ST. LOUIS (KMOX) – Across the continent, from Milwaukee to Montreal, cities are evaluating whether they have what it takes to lure Amazon’s second headquarters. That of course includes several potential sites in St. Louis.

Amazon’s RFP points to the Seattle campus, which is really a collection of buildings in Seattle’s downtown. Could the city purchase the now-vacated AT&T tower and give it to Amazon? What about the former Macy’s Railway Exchange building?

“All of that is stuff that we need to put on the table, I think it’s a great… We have a lot of opportunity here,” says Missy Kelley, president of Downtown St. Louis, Inc.

Amazon also says they want transit stations, intersection of highways and walk-ability.
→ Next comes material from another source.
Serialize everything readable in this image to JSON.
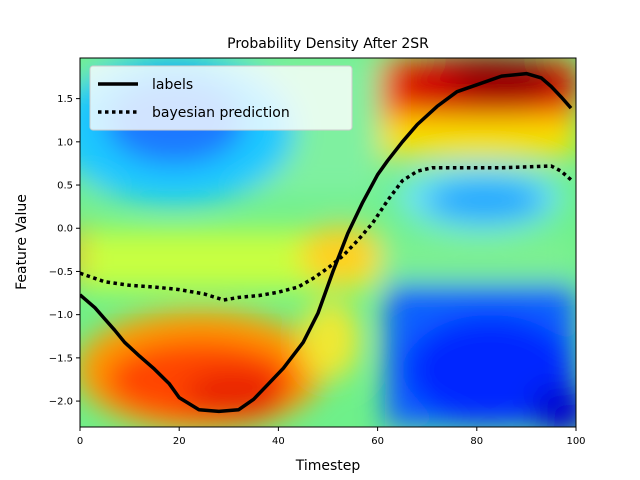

READ MORE: St. Louis Joins Fight for Amazon Headquarters

“You could really walk or ride your bike to anything if you wanted to, and that includes if you had buildings in multiple sites throughout the downtown location, so I think we could be creative,” Kelley says.

Amazon eventually wants 8 million square feet of space in its second headquarters city. AT&T tower and Railway Exchange are each just under a million square feet. but between vacant lots, vacant buildings, and even those Kiener Plaza parking garages, there’d be plenty of room for amazon to grow.

Or is the Mississippi River the secret to a showstopping local bid for Amazon? In urban centers across the country, companies are returning to cities and rivers, including G.E. moving from an office park in Connecticut to Boston’s downtown waterfront. But our riverfront is a bare canvas.

“The north riverfront is the front door to the region,” says Susan Trautman, CEO at Great Rivers Greenway.

Trautman reminds us that there’s a stunning area north of the Arch along the river that was all cleared for a football stadium, and now there’s a plan for living, working space, trails, even a recreational waterway there.

“We would be happy to cooperate with any effort the city and the county wanted to come together on and we’re really happy to see a regional effort around this,” she says.

Matt Bukhshtaber, executive vice president at CBRE, has impeccable timing. He’s assembled all the land on the other side of the Arch, so all those worn warehouses to the south.

“My mind’s been churning on this district for years,” he says.

Chouteau’s Landing isn’t just along the river and next to the Arch, but a half-mile from Busch Stadium. Bukhshtaber says this St. Louis is one of the last grand riverfront opportunities in the country.